Like I said in a previous post Phil, you never know what you've got until you have to do without it.
Would we do it again if we could? In a flash.
Why? Because it was the only job I know where you could actually achieve results and effect real and tangible benefits for the people you worked with.
Posted by: Paul Oates | 08 October 2017 at 01:34 PM
Love them or hate them, it’s interesting to speculate what Papua New Guinea would be like now if it wasn’t for the kiaps.
What if there had been no kiaps and the country had been thrown open to all the commercial exploiters to pillage? You only have to look at some of the former African colonies to see where that would have led.
What if it had been left to the missionaries to march through the countryside destroying whole cultures and introducing their often ridiculous and destructive ideas about morals and ethics?
What if Australia had simply stood aside and left the Papua New Guineans to pull themselves into the modern world?
These are not difficult questions to answer. Since 1975 a lot of these scenarios have actually developed.
We’ve seen large areas pillaged for their minerals. We’ve seen the vast forests raped by loggers and we’ve seen the fish in the seas surrounding Papua New Guinea carried off in huge mother ship factories. We’ve also seen an Asian invasion of people who now pull the strings of government.
We’ve also seen the almost complete destruction of what were viable cultures and the subsequent breakdown of law and order. We’ve seen women brutalised like never before and we’ve seen lost generations of young men resorting to violence and crime as a way of life.
All this while those pious idiots rant at their pulpits and cut down priceless and magnificent carvings in parliament house.
All of these things have now happened and they are not good. They wouldn’t have happened when the kiaps were there.
Papua New Guinea is an economic and social basket case and the laughing stock of the world thanks to all these developments.
The kiaps were hard, pragmatic men with a very low bullshit tolerance but they were also fair, moral, honest, forthright and incorruptible.
And these are the things that Papua New Guinea desperately needs now.
Posted by: Philip Fitzpatrick | 08 October 2017 at 12:27 PM
Hello Keith, I am not looking to post to your website but I could not see any other means of communicating directly with you. I am a retired RAN submariner and a member of the group called 'Find AE1' (see our website at www.ae1.org.au).

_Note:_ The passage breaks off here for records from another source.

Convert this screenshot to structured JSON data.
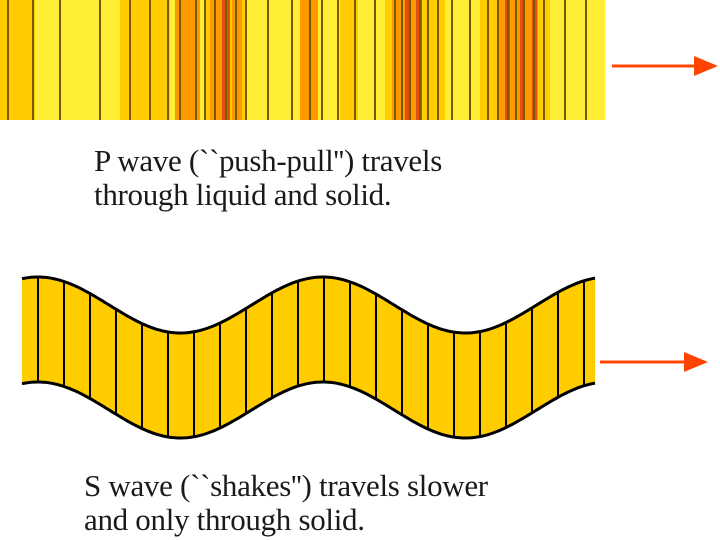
{
  "p_wave": {
    "caption_line1": "P wave (``push-pull'') travels",
    "caption_line2": "through liquid and solid.",
    "colors": {
      "background": "#ffee33",
      "band_light": "#ffcc00",
      "band_orange": "#ff9900",
      "band_red": "#e05010",
      "compression_line": "#7a5a00"
    },
    "direction": "right"
  },
  "s_wave": {
    "caption_line1": "S wave (``shakes'') travels slower",
    "caption_line2": "and only through solid.",
    "colors": {
      "fill": "#ffcc00",
      "line": "#000000"
    },
    "direction": "right"
  },
  "arrow_color": "#ff4400",
  "icons": [
    "arrow-right-icon",
    "arrow-right-icon"
  ]
}
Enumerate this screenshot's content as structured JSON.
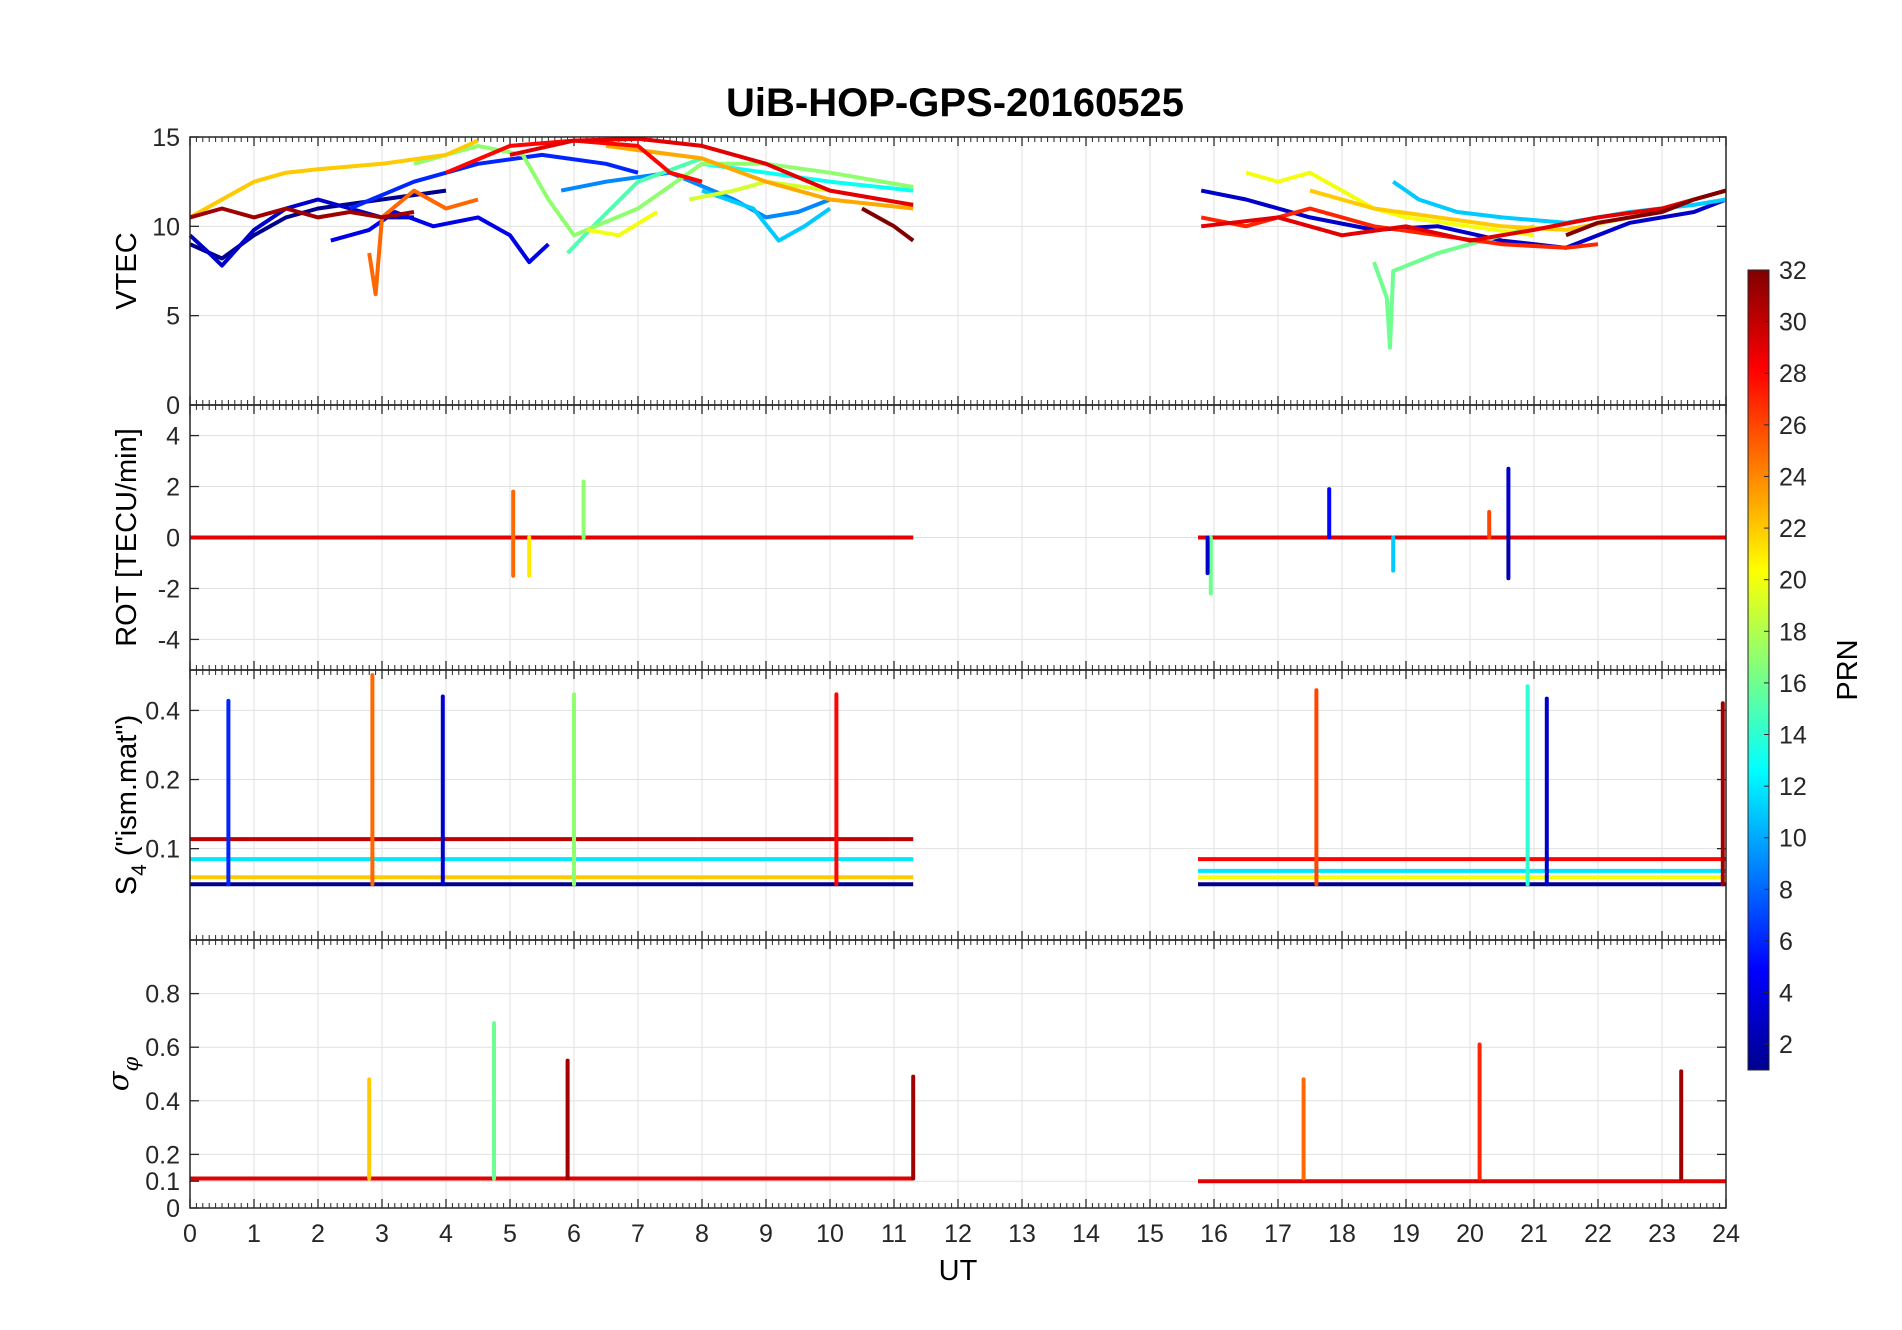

I would like to talk to you about a matter related to HMA Submarine AE1 and the current community leaders in East New Britain Province, Kokopo and the Duke of York Islands.
__________
Hi Gus - Send me an email to the contact shown at the top of this link http://asopa.typepad.com/about.html with a brief note on what you require and I'll get back to you - KJ
Posted by: Gus Mellon | 08 October 2017 at 12:27 PM
Yes, Keith. We hope to see you there.